Thursday, December 11, 2008

THE MESSAGE OF THE REVELATION OF JOHN

Professor Northrop Frye, of Victoria University, Toronto, described the Book of Revelation as the happy ending of God’s great romance with creation. Professor J.W. Bowman, of Illich School of Theology, Denver, called it Christianity’s first drama. Most scholars would classify it as prophecy. Its closest other biblical documents are Daniel, Isaiah 24-27 and Mark 13.


Like all Old Testament prophecy, John sought to setf orth his insight into God’s will and purpose for the faithful at a critical time in the life of the congregations he knew in seven Greek cities of Western Asia. John’s own faith centred on Jesus Christ and what God had done in the life, death and resurrection of Jesus Christ. In his letters to the seven churches and his visions of what was soon to happen, his expressed his deep conviction that God’s sovereign love offered the only hope for those who like him would soon be martyrs.
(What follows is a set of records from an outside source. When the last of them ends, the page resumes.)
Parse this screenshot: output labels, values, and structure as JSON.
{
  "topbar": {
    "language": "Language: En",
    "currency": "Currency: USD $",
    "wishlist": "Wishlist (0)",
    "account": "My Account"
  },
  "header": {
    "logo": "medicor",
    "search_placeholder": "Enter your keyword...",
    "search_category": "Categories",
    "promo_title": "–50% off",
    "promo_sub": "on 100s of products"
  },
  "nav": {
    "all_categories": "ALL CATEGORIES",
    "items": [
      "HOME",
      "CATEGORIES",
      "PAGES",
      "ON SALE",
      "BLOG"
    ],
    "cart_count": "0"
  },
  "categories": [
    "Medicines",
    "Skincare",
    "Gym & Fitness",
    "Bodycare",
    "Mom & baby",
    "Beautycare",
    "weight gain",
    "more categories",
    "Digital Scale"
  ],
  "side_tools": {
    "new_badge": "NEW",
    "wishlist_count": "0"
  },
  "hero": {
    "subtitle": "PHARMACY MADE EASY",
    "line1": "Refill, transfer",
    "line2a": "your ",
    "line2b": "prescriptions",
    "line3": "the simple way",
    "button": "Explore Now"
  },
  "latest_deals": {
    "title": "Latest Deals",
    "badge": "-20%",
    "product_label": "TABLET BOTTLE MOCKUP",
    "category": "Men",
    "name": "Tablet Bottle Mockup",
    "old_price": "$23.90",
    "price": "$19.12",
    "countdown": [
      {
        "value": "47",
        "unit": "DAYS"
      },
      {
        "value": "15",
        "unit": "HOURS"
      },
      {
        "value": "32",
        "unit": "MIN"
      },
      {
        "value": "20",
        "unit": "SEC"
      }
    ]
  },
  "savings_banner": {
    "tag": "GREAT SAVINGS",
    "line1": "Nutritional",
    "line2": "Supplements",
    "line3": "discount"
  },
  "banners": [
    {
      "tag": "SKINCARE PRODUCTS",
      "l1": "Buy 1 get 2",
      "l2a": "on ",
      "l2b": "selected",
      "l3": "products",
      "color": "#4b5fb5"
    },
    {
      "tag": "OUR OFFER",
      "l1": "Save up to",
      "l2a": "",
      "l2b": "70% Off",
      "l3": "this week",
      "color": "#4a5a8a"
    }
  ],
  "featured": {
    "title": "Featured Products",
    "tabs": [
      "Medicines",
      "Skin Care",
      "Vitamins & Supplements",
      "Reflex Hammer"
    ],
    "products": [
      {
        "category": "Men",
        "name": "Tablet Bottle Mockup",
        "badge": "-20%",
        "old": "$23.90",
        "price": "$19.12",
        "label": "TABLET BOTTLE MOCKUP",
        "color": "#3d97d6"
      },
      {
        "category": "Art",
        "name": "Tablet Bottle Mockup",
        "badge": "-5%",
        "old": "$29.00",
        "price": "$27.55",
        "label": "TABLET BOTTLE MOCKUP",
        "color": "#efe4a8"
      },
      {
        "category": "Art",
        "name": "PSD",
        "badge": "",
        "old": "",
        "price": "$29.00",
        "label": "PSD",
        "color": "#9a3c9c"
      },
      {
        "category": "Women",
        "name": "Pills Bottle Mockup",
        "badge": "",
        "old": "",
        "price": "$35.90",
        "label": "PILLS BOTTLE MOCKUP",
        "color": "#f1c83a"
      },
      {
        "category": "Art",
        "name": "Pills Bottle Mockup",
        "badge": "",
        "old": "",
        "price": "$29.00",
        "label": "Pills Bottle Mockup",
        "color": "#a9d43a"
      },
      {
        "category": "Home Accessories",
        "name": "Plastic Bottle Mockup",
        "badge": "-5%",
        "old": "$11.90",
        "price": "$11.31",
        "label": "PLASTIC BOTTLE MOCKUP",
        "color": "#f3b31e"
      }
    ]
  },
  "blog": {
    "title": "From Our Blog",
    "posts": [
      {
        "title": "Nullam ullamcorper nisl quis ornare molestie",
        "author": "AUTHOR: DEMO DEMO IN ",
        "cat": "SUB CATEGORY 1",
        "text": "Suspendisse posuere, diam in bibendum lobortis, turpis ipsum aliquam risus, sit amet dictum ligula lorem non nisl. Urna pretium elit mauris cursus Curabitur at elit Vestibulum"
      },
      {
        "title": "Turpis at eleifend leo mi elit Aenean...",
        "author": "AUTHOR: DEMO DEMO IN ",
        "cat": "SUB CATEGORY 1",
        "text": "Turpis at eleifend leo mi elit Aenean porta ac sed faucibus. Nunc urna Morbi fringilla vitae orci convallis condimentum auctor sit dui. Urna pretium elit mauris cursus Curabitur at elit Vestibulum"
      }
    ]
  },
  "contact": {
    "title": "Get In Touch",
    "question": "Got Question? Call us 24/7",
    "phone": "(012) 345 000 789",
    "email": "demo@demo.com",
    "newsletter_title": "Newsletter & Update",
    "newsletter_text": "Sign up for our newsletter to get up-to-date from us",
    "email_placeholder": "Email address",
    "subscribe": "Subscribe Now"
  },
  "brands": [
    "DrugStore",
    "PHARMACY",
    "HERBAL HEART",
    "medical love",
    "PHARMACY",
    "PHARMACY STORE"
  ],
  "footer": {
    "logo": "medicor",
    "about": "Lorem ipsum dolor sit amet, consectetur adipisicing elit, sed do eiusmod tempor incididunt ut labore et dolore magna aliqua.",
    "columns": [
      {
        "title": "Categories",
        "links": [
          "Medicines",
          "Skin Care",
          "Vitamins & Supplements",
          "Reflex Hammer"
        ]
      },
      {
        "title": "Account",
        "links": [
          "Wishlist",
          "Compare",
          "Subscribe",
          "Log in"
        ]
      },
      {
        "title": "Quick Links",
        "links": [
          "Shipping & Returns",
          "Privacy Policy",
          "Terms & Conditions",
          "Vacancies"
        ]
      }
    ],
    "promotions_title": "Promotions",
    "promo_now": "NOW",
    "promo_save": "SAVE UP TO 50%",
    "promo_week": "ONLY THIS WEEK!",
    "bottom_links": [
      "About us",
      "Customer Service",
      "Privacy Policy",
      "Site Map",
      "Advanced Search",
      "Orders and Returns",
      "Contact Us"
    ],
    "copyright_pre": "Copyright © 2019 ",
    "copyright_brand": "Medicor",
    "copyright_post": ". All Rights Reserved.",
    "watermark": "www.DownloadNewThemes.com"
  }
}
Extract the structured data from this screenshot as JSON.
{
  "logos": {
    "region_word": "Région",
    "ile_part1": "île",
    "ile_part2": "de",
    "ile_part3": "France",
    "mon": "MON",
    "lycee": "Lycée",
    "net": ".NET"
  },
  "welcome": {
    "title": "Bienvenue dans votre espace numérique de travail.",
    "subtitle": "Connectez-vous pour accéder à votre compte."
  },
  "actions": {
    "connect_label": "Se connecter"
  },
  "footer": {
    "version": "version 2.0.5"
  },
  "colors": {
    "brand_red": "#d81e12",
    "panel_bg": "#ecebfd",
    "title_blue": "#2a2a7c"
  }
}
Apparently, he himself had run afoul of the Roman authorities and had been imprisoned on the island of Patmos in the Aegean Sea. More intense martyrdom than he had already suffered lay ahead. In the end their victory in faith was assured by the victory of God’ s redeeming love in Christ.


Scholars generally agree that Revelation was written about 95 CE during the last years of Emperor Domitian. That emperor persecuted all who refused to accept the state religion and worship him as divine. For Christians this created a very simple but critical issue: Was Jesus Lord and God or was Caesar?


John wrote Revelation to communicate his own faith in the absolute sovereignty of God and Jesus Christ and to encourage the faithful to stand fast under the coming persecution. His visionary prophecies presented the Gospel tradition in a very different way.